O presidente russo, Vladimir Putin, esteve nesta quinta-feira (2) na cidade russa de Volgogrado para participar das celebrações do 80º aniversário da vitória na Batalha de Stalingrado, marco da virada das tropas soviéticas contra a Alemanha Nazista na Segunda Guerra Mundial. Ao discursar, Putin declarou que a Rússia está sendo novamente ameaçada por tanques alemães.
"É inacreditável, mas é fato. Estamos novamente ameaçados por tanques Leopard alemães, a bordo dos quais há cruzes. E novamente eles estão tentando lutar contra nós com as mãos dos seguidores de Hitler: os seguidores de Bandera", disse Putin, fazendo referência a Stepan Bandera, ícone de ultranacionalismo ucraniano, que colaborou com Hitler na Ucrânia durante a Segunda Guerra Mundial.
"Não enviamos nossos tanques para suas fronteiras, mas temos com o que responder, e o uso de veículos blindados não vai acabar", acrescentou.
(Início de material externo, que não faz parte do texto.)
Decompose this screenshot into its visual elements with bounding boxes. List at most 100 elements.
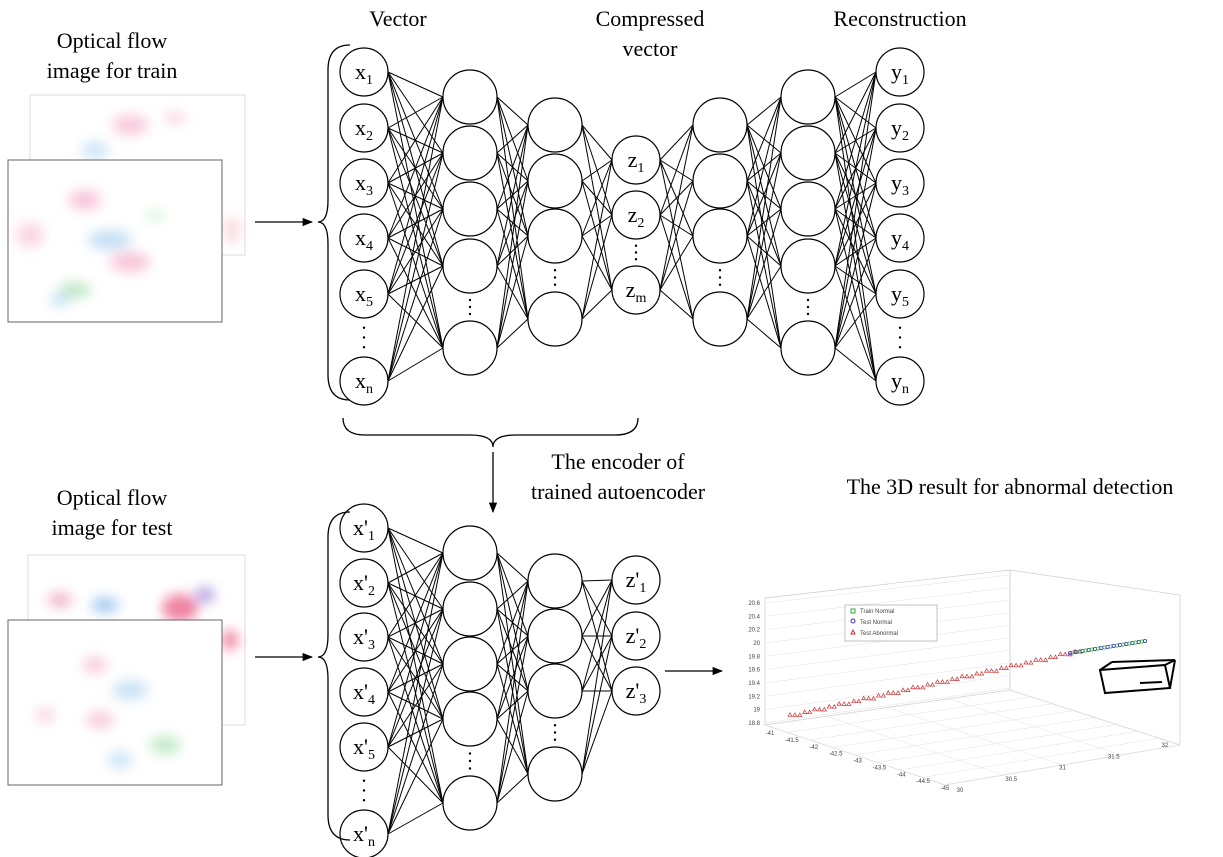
connection bbox=[581, 635, 613, 775]
connection bbox=[581, 214, 613, 320]
ellipsis-dot bbox=[362, 326, 366, 329]
connection bbox=[387, 265, 444, 382]
connection bbox=[659, 124, 694, 291]
node-label: x'1 bbox=[353, 515, 375, 544]
connection bbox=[659, 124, 694, 161]
connection bbox=[387, 663, 444, 835]
scatter-point bbox=[993, 668, 1000, 673]
z-tick-label: 18.8 bbox=[748, 721, 760, 727]
node-subscript: 1 bbox=[368, 529, 375, 544]
connection bbox=[387, 608, 444, 835]
node-label: x'2 bbox=[353, 570, 375, 599]
scatter-point bbox=[1124, 642, 1129, 647]
neuron bbox=[339, 47, 389, 97]
connection bbox=[834, 71, 877, 267]
neuron bbox=[527, 553, 583, 609]
scatter-point bbox=[885, 690, 891, 695]
node-letter: x bbox=[355, 170, 366, 195]
scatter-point bbox=[1136, 640, 1141, 645]
scatter-point bbox=[895, 690, 901, 695]
neuron bbox=[611, 666, 661, 716]
scatter-point bbox=[984, 668, 990, 673]
connection bbox=[496, 635, 529, 720]
x-tick-label: -42 bbox=[809, 745, 818, 751]
scatter-point bbox=[939, 679, 945, 684]
scatter-point bbox=[1105, 645, 1110, 650]
ellipsis-dot bbox=[362, 789, 366, 792]
neuron bbox=[780, 69, 836, 125]
connection bbox=[496, 580, 529, 610]
label: Optical flow bbox=[57, 28, 168, 53]
connection bbox=[746, 318, 782, 349]
connection bbox=[834, 127, 877, 349]
x-tick-label: -44.5 bbox=[916, 779, 930, 785]
scatter-point bbox=[875, 692, 882, 698]
neuron bbox=[442, 691, 498, 747]
neuron bbox=[611, 135, 661, 185]
connection bbox=[496, 124, 529, 154]
connection bbox=[746, 152, 782, 237]
node-subscript: 2 bbox=[902, 129, 909, 144]
scatter-point bbox=[934, 679, 941, 684]
scatter-point bbox=[1083, 648, 1088, 653]
node-subscript: 4 bbox=[366, 239, 373, 254]
node-label: y4 bbox=[891, 225, 909, 254]
neuron bbox=[339, 503, 389, 553]
node-subscript: m bbox=[635, 291, 646, 306]
connection bbox=[581, 124, 613, 161]
neuron bbox=[339, 213, 389, 263]
ellipsis-dot bbox=[898, 346, 902, 349]
connection bbox=[496, 773, 529, 804]
connection bbox=[746, 265, 782, 320]
node-subscript: n bbox=[368, 835, 375, 850]
connection bbox=[496, 180, 529, 267]
node-letter: x' bbox=[353, 821, 368, 846]
scatter-point bbox=[807, 709, 813, 715]
test-images bbox=[7, 554, 246, 786]
ellipsis-dot bbox=[806, 305, 810, 309]
connection bbox=[387, 71, 444, 349]
scatter-point bbox=[944, 679, 950, 684]
connection bbox=[746, 96, 782, 182]
connection bbox=[387, 552, 444, 748]
connection bbox=[659, 159, 694, 320]
scatter-point bbox=[880, 692, 886, 698]
scatter-point bbox=[1139, 639, 1144, 644]
connection bbox=[387, 552, 444, 693]
connection bbox=[834, 127, 877, 267]
train-images bbox=[7, 94, 246, 323]
connection bbox=[581, 579, 613, 582]
connection bbox=[581, 289, 613, 320]
ellipsis-dot bbox=[468, 312, 472, 316]
scatter-point bbox=[1042, 657, 1049, 662]
connection bbox=[387, 802, 444, 835]
neuron bbox=[339, 356, 389, 406]
connection bbox=[834, 237, 877, 349]
neuron bbox=[442, 181, 498, 237]
braces bbox=[317, 44, 639, 841]
node-label: xn bbox=[355, 368, 373, 397]
node-letter: x bbox=[355, 115, 366, 140]
node-letter: z' bbox=[626, 567, 640, 592]
ellipsis-dot bbox=[898, 326, 902, 329]
connection bbox=[659, 124, 694, 216]
node-label: x3 bbox=[355, 170, 373, 199]
neuron bbox=[692, 97, 748, 153]
scatter-point bbox=[915, 684, 921, 690]
ellipsis-dot bbox=[468, 298, 472, 302]
connection bbox=[387, 746, 444, 804]
neuron bbox=[339, 158, 389, 208]
connection bbox=[834, 293, 877, 349]
z-tick-label: 20.4 bbox=[748, 614, 760, 620]
node-letter: x bbox=[355, 281, 366, 306]
connection bbox=[496, 124, 529, 210]
scatter-point bbox=[856, 698, 862, 704]
scatter-point bbox=[905, 687, 911, 693]
node-subscript: n bbox=[366, 382, 373, 397]
ellipsis-dot bbox=[553, 283, 557, 286]
connection bbox=[659, 214, 694, 237]
neuron bbox=[611, 265, 661, 315]
neuron bbox=[339, 558, 389, 608]
scatter-point bbox=[1130, 641, 1135, 646]
neuron bbox=[339, 103, 389, 153]
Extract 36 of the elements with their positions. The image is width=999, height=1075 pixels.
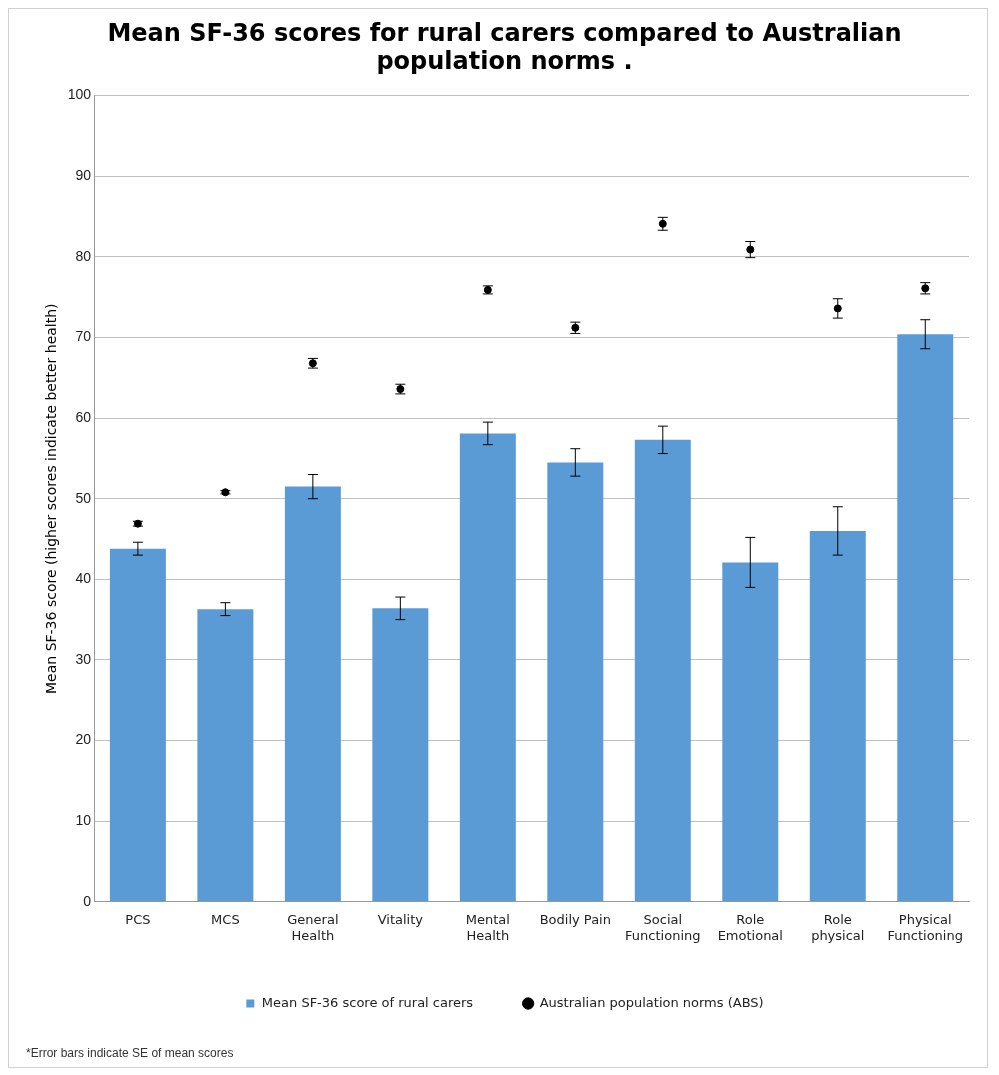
bar xyxy=(722,562,779,902)
y-tick-label: 70 xyxy=(75,328,92,345)
x-tick-label: PCS xyxy=(125,911,151,927)
bar xyxy=(284,486,341,902)
chart-title: Mean SF-36 scores for rural carers compared to Australian population norms . xyxy=(107,18,902,76)
x-tick-label: MCS xyxy=(211,911,240,927)
y-tick-label: 20 xyxy=(75,731,92,748)
y-tick-label: 80 xyxy=(75,247,92,264)
bar xyxy=(634,439,691,902)
y-axis-title: Mean SF-36 score (higher scores indicate better health) xyxy=(43,303,60,694)
y-tick-label: 60 xyxy=(75,408,92,425)
x-tick-label: Role physical xyxy=(811,911,865,943)
bar xyxy=(459,433,516,902)
y-tick-label: 100 xyxy=(67,86,92,103)
bar xyxy=(809,530,866,902)
x-tick-label: Role Emotional xyxy=(717,911,783,943)
y-tick-label: 10 xyxy=(75,812,92,829)
x-tick-label: General Health xyxy=(287,911,339,943)
x-tick-label: Vitality xyxy=(377,911,424,927)
x-tick-label: Bodily Pain xyxy=(539,911,611,927)
y-tick-label: 0 xyxy=(83,892,92,909)
y-tick-label: 50 xyxy=(75,489,92,506)
x-tick-label: Social Functioning xyxy=(625,911,701,943)
y-tick-label: 40 xyxy=(75,570,92,587)
y-tick-label: 90 xyxy=(75,167,92,184)
text: *Error bars indicate SE of mean scores xyxy=(26,1046,234,1060)
legend-label: Australian population norms (ABS) xyxy=(539,994,764,1010)
bar xyxy=(372,608,429,902)
x-tick-label: Physical Functioning xyxy=(887,911,963,943)
y-tick-label: 30 xyxy=(75,650,92,667)
bar xyxy=(197,609,254,902)
bar xyxy=(547,462,604,902)
x-tick-label: Mental Health xyxy=(465,911,510,943)
bar xyxy=(897,334,954,902)
bar xyxy=(109,548,166,902)
legend-label: Mean SF-36 score of rural carers xyxy=(261,994,474,1010)
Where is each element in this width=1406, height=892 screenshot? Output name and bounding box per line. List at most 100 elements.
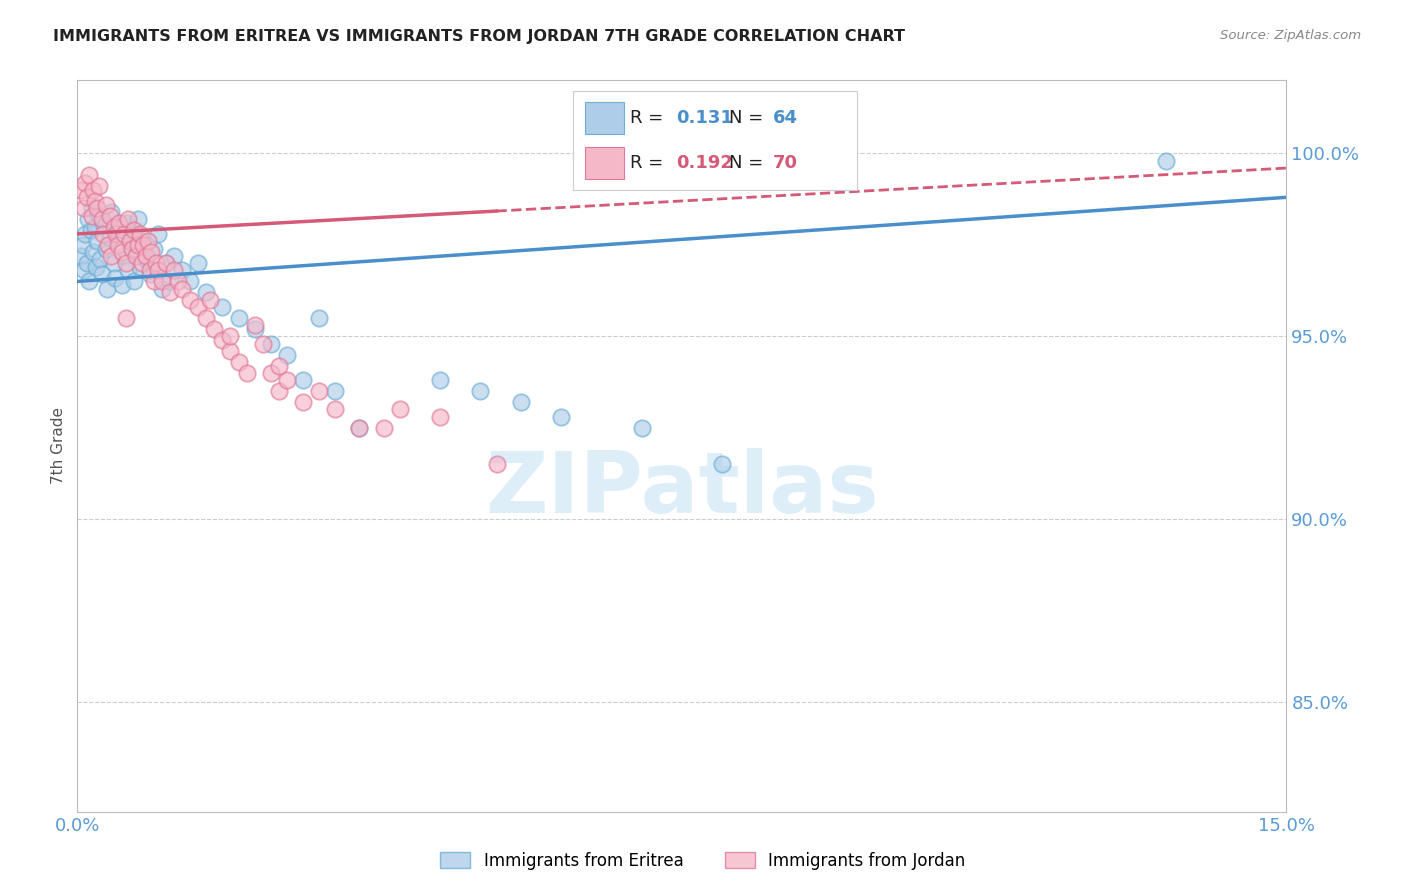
FancyBboxPatch shape: [574, 91, 858, 190]
Point: [219, 329, 242, 343]
Point: [509, 395, 531, 409]
Point: [70, 183, 93, 197]
Point: [91, 216, 114, 230]
Point: [121, 223, 143, 237]
Point: [132, 238, 155, 252]
FancyBboxPatch shape: [585, 147, 624, 179]
Point: [267, 359, 290, 373]
Point: [131, 256, 153, 270]
Point: [243, 322, 266, 336]
Point: [187, 300, 209, 314]
Point: [195, 285, 218, 300]
Text: 0.192: 0.192: [676, 154, 733, 172]
Point: [114, 311, 136, 326]
Point: [84, 260, 107, 274]
Point: [103, 256, 125, 270]
Point: [118, 234, 141, 248]
Point: [80, 202, 103, 216]
Point: [228, 311, 250, 326]
Point: [105, 227, 128, 241]
Point: [117, 212, 139, 227]
Text: 64: 64: [773, 110, 797, 128]
FancyBboxPatch shape: [585, 103, 624, 135]
Point: [127, 212, 149, 227]
Point: [84, 219, 107, 234]
Point: [349, 421, 371, 435]
Point: [146, 227, 169, 241]
Point: [243, 318, 266, 333]
Point: [87, 179, 110, 194]
Point: [200, 293, 222, 307]
Point: [349, 421, 371, 435]
Point: [79, 169, 101, 183]
Point: [94, 242, 117, 256]
Point: [104, 270, 127, 285]
Point: [96, 282, 118, 296]
Point: [90, 212, 112, 227]
Point: [98, 209, 121, 223]
Y-axis label: 7th Grade: 7th Grade: [51, 408, 66, 484]
Point: [75, 176, 97, 190]
Point: [80, 223, 103, 237]
Point: [87, 209, 110, 223]
Point: [80, 209, 103, 223]
Point: [136, 234, 159, 248]
Point: [107, 238, 129, 252]
Point: [70, 249, 93, 263]
Point: [163, 249, 186, 263]
Point: [139, 267, 162, 281]
Point: [114, 216, 136, 230]
Point: [219, 343, 242, 358]
Point: [195, 311, 218, 326]
Point: [146, 263, 169, 277]
Point: [159, 285, 181, 300]
Point: [72, 238, 94, 252]
Point: [260, 336, 283, 351]
Text: R =: R =: [630, 110, 669, 128]
Point: [276, 373, 298, 387]
Point: [73, 263, 96, 277]
Text: 70: 70: [773, 154, 797, 172]
Point: [108, 219, 131, 234]
Point: [235, 366, 257, 380]
Point: [470, 384, 492, 399]
Point: [90, 267, 112, 281]
Point: [155, 256, 177, 270]
Point: [131, 234, 153, 248]
Point: [73, 202, 96, 216]
Point: [179, 293, 201, 307]
Point: [267, 384, 290, 399]
Point: [112, 249, 135, 263]
Point: [118, 238, 141, 252]
Text: 0.131: 0.131: [676, 110, 733, 128]
Point: [107, 227, 129, 241]
Point: [159, 275, 181, 289]
Point: [127, 238, 149, 252]
Point: [112, 227, 135, 241]
Point: [163, 263, 186, 277]
Point: [485, 458, 508, 472]
Point: [276, 348, 298, 362]
Point: [155, 256, 177, 270]
Point: [167, 275, 190, 289]
Point: [202, 322, 225, 336]
Point: [125, 245, 148, 260]
Point: [111, 278, 134, 293]
Point: [292, 373, 315, 387]
Point: [94, 197, 117, 211]
Point: [79, 275, 101, 289]
Point: [228, 355, 250, 369]
Point: [82, 245, 104, 260]
Point: [429, 409, 451, 424]
Point: [129, 227, 152, 241]
Point: [135, 252, 157, 267]
Legend: Immigrants from Eritrea, Immigrants from Jordan: Immigrants from Eritrea, Immigrants from…: [433, 846, 973, 877]
Point: [114, 256, 136, 270]
Point: [323, 402, 346, 417]
Point: [373, 421, 395, 435]
Point: [121, 242, 143, 256]
Point: [86, 234, 108, 248]
Point: [252, 336, 274, 351]
Point: [142, 275, 165, 289]
Point: [150, 275, 173, 289]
Vale lembrar que a justificativa da Rússia para a invasão da Ucrânia, classificada por Moscou como “operação especial militar”, em 24 de fevereiro de 2022, foram os objetivos de "desmilitarização" e "desnazificação" da Ucrânia.
Posteriormente, o porta-voz do Kremlin, Dmitry Peskov, ao explicar a declaração de Putin a jornalistas, disse: "A Rússia tem um potencial e, à medida que novas armas fornecidas pelo Ocidente coletivo aparecerem, a Rússia usará seu potencial existente em toda a extensão, a fim de responder no âmbito da operação militar especial".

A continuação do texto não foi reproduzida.